Nahdlatul Ulama memiliki landasan berfikir yang berlandaskan pada ajaran Ahlu Sunnah wal Jama’ah atau disebut dengan Fikrah Nahdliyyah. Fikrah Nahdliyyah pertama kali dicetuskan oleh K.H. Achmad Sidiq pada tahun 1969, yang kemudian diakomodasi menjadi landasan berpikir kebangsaan yang berke-Indonesia-an (fikrah wathaniyyah).
Adapun nilai dan pola pikir yang terkandung dalam Fikrah Nahdliyyah adalah:
1. Fikrah tasamuhiyah
Pola pikir toleran, artinya NU dapat hidup berdampingan secara damai dengan pihak lain walaupun aqidah, cara pikir, dan budayanya berbeda.
2. Fikrah tawassuthiyyah
Pola pikir moderat, artinya NU senantiasa bersikap tawazun (seimbang) dan itidal (moderat) dalam menyikapi berbagai persoalan.
3. Fikrah Ishlahiyyah
Pola pikir reformatif, artinya NU senantiasa mengupayakan perbaikan menuju ke arah yang lebih baik.
4. Fikrah Tathowwuriyah
Pola pikir dinamis, artinya NU senantiasa melakukan kontekstualisasi dalam merespon berbagai persoalan.
5. Fikrah Manhajiyah
Pola pikir metodologis, artinya NU senantiasa menggunakan kerangka berpikir yang mengacu kepada manhaj yang telah ditetapkan NU.

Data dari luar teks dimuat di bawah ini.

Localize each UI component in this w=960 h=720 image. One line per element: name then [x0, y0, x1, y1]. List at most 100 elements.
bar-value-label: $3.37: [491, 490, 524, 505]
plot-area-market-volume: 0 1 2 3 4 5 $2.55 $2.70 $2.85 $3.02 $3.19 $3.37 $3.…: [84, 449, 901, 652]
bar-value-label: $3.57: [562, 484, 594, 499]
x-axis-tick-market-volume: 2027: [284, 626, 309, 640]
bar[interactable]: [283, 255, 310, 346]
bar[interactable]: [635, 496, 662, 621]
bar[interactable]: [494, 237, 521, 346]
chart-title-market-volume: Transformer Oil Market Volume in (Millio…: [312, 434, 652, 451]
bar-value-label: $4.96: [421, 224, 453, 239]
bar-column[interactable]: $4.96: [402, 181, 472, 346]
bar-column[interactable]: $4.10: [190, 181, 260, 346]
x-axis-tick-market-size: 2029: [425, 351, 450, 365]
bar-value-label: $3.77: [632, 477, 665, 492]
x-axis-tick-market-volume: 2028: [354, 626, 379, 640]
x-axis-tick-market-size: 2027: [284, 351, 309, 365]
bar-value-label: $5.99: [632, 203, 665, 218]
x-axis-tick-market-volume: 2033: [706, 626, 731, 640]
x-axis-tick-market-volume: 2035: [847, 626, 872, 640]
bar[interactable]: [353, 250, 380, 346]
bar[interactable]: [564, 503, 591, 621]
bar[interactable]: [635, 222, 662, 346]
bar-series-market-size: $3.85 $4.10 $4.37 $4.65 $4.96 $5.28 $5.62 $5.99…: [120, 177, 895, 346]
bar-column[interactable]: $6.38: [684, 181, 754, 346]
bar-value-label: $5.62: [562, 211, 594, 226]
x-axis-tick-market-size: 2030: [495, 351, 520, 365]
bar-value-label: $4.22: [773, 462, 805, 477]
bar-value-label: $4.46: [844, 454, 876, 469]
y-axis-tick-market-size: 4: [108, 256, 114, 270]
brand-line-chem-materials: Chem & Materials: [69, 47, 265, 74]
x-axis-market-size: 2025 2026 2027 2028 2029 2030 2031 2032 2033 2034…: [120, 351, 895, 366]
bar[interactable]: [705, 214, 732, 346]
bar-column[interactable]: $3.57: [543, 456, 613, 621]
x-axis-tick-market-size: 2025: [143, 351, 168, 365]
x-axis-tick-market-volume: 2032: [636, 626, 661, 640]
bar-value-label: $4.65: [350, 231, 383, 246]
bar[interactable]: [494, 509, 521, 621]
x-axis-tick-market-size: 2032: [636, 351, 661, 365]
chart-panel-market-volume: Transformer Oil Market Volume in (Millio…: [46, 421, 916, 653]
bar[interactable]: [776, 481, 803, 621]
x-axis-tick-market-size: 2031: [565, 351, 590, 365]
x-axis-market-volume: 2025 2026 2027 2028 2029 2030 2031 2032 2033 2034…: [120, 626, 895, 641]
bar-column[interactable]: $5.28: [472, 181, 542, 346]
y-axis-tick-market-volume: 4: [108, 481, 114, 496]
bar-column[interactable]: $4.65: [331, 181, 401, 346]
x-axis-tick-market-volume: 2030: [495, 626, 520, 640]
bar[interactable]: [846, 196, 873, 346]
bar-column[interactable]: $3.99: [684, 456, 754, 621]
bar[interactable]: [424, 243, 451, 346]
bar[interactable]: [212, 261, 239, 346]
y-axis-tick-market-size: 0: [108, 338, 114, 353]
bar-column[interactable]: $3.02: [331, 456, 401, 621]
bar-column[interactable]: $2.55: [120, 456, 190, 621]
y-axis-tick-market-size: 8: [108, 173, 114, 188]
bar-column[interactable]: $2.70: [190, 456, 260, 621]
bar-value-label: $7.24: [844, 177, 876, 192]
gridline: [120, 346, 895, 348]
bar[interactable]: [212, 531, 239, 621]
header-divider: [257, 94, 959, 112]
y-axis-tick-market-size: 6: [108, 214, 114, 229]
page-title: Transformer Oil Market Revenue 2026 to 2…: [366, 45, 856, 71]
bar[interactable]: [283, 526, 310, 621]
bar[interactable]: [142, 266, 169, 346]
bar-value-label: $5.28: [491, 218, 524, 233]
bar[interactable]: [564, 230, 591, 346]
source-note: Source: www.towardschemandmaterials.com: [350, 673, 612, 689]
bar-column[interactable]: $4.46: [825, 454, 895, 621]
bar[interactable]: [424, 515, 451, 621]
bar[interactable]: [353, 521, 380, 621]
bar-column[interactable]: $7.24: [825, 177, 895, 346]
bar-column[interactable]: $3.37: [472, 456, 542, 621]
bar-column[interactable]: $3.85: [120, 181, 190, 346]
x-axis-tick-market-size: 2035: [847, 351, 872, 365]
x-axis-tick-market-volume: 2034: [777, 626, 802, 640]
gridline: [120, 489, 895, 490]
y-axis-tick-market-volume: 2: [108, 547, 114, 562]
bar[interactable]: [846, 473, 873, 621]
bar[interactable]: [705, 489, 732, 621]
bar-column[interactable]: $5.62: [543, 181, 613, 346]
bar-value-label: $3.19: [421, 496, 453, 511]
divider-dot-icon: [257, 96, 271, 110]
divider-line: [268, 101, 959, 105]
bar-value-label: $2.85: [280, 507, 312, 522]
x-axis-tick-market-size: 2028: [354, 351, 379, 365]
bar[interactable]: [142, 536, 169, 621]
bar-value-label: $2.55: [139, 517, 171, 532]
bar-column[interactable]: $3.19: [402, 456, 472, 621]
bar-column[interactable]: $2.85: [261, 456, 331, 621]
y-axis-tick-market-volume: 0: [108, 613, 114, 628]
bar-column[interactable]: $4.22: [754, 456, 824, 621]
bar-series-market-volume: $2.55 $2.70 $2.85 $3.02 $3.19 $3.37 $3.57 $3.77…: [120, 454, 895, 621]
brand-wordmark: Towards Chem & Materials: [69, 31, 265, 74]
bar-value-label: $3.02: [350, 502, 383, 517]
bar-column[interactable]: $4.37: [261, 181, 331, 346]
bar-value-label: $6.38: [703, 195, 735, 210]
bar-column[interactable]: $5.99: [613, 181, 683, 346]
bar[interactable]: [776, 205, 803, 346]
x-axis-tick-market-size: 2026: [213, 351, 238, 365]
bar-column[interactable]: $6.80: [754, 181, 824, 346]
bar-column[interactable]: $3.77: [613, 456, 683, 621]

Nahdlatul Ulama memiliki mengikuti manhaj serta pemikiran Abu Hasan Al-Asy’ari dan Abu Mansur Al-Maturidi dalam bidang Aqidah.
Nahdlatul Ulama bermazhab secara qauli dan manhaji kepada kepada salah satu Al-Madzahib Al-Arba’ah (Hanafi, Maliki, Syafi’I dan Hanbali). Sumber hukum Islam (Fikih) yang utama adalah:
- Al-Qur’an : Sumber hukum Islam yang pertama dan utama
- Hadits : Hadits atau Sunnah Nabi menjadi sumber hukum Islam yang kedua setelah Al-Qur’an.
- Ijma’ : Sumber hukum Islam yang ketiga setelah Al-Qur’an dan Hadits. Ijma’ adalah kesepakatan para mujtahid untuk menentukan hukum syari’ah pada suatu masa setelah Nabi Muhammad SAW wafat.
- Qiyas : Sumber hukum Islam keempat, sumber hukum Islam ini dilakukan dengan cara menyamakan peristiwa yang belum ada hukumnya dengan peristiwa yang sudah ada hukumnya.